Job Dennison, senior vice president of investment reporting at Scivantage, a technology provider for the financial services industry, explained some of the implications of the new regulations.

“There is still some digestion going on,” he said in an interview Monday. “There are two or three points that really stand out as problematic for the industry as a whole and will take some doing to get implemented. One of the bigger things is the identification from a fixed income standpoint of covered versus noncovered. Initially, when they postponed back in 2012 from 2013 to 2014, the indication was that in 2014 it would be all in. All of the fixed income instruments were expected to would be covered. However, they backed off from that position, which is a bit of a mixed blessing, in the sense that they’re taking and categorizing the fixed income universe into simple to complex. Rather than looking at everything as covered, there are going to be subcategories of all the fixed income instruments into whether they are simple or complex. And everybody has to make sure that they have the data available to make that assessment and then indicate that to the cost basis processing engine.”

That could be a challenging aspect for cost basis reporting. “It’s not necessarily inherent in a back office system that you have that clear indication of what that particular fixed income instrument is and whether or not it falls into one category or the other right now,” said Dennison. “They’re going to have to work through that, and those of us who are providing cost basis processing will have our own set of work to do to make sure that we interpret that correctly and process it correctly from the standpoint of day-to-day transaction processing. That’s one of the key elements: basically having a really good taxonomy of the fixed income instruments, and understanding where they are simple or complex as described by the IRS.”

The dividing line between simple and complex isn’t so simple, though. “The main way I would characterize is whether it is consistently adjusted or does it have flexible possibilities in terms of adjustment to maturity. That really seems to be the deciding factor,” said Dennison. “Then there are certain fixed instrument with all entities and categories. There is a kind of laundry list of things we would consider less complex or more complex, things with stepped rates or convertible debts, anything making payments in foreign currency. There’s a large list of conditions essentially that will define whether it’s complex or not. The way I would characterize them is are you getting a fixed yield or fixed maturity? That’s seems to define simple. Anything that is not fixed yield or fixed maturity is complex. That’s a simplistic rule, but that seems to be the breakout to me.”

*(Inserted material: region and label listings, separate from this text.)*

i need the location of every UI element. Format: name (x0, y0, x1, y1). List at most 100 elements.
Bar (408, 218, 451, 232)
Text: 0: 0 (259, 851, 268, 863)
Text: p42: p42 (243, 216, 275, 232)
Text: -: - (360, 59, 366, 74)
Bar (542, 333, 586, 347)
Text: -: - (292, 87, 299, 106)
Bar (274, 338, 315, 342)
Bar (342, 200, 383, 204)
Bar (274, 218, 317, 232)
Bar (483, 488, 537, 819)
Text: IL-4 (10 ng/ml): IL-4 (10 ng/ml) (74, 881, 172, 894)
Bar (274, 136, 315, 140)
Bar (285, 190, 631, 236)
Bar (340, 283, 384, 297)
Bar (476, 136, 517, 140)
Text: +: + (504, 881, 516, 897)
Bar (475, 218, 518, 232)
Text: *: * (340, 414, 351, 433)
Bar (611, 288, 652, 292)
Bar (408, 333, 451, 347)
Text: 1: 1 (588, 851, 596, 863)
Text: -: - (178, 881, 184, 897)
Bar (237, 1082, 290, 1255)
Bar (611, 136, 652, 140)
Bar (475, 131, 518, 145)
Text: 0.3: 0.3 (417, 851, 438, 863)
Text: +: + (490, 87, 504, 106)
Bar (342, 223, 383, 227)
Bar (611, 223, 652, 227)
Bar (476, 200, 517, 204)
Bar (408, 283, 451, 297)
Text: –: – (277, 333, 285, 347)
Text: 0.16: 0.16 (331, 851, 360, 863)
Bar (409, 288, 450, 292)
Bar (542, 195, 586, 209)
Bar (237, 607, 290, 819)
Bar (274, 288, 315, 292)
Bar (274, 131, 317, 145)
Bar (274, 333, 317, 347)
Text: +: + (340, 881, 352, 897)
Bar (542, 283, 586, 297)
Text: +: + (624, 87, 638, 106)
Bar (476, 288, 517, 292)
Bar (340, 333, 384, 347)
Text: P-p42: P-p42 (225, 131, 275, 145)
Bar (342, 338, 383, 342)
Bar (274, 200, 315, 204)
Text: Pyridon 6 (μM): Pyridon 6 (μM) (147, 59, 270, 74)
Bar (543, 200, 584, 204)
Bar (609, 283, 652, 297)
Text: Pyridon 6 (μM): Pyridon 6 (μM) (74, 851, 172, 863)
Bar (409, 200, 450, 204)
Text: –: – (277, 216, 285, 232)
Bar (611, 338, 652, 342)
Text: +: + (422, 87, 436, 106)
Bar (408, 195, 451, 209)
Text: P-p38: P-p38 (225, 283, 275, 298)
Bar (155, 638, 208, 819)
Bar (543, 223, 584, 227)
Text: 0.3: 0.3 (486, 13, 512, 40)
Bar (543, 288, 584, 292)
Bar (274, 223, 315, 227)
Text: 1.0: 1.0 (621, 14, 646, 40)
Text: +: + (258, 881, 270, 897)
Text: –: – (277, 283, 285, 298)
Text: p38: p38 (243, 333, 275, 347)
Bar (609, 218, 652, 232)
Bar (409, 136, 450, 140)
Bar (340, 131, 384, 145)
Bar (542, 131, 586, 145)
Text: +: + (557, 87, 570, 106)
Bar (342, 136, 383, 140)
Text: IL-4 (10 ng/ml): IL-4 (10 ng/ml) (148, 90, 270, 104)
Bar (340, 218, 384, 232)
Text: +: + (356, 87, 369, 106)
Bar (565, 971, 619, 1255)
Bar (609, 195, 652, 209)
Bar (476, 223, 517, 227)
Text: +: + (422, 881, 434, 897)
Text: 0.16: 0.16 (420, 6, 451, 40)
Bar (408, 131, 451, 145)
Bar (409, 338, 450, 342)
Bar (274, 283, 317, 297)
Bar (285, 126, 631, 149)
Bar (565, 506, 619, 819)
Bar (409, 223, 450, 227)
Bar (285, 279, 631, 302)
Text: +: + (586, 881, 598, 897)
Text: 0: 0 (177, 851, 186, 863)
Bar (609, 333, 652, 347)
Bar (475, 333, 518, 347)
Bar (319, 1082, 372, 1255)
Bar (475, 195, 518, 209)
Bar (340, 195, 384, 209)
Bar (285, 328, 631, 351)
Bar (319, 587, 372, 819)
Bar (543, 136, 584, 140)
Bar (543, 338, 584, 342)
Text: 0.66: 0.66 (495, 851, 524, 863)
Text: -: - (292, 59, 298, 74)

One of the other bigger surprises within the fixed income and options final regulations was the announcement that client elections would also be supported, according to Dennison. “That came out of the need to kind of balance if one firm was tracking client elections vs. another was not, and the transfer activity between those two firms, you would have inconsistency if you were not tracking that information," he said. "I think the IRS realized that we’re going to have to go all in on that as well. We’re going to need to support these market elections so that the adjustments are computed correctly for when transfers occur. That really came down to the requirement that all the cost basis systems will need to track this information, much like they do for the early release method for cost basis, first in first out, similar to the concept of tracking elections for fixed income instruments at the client level. What are the client elections and what are they selecting? We will ultimately capture that and produce the correct results based on that. But it does mean that now you’re not being expected to produce just one default result for reporting to the IRS. You’re going to have to produce whatever result based on whatever the election is. And that adds complexity and that is something people are probably maneuvering relatively quickly now to make sure that we can address by the 2014 implementation date.”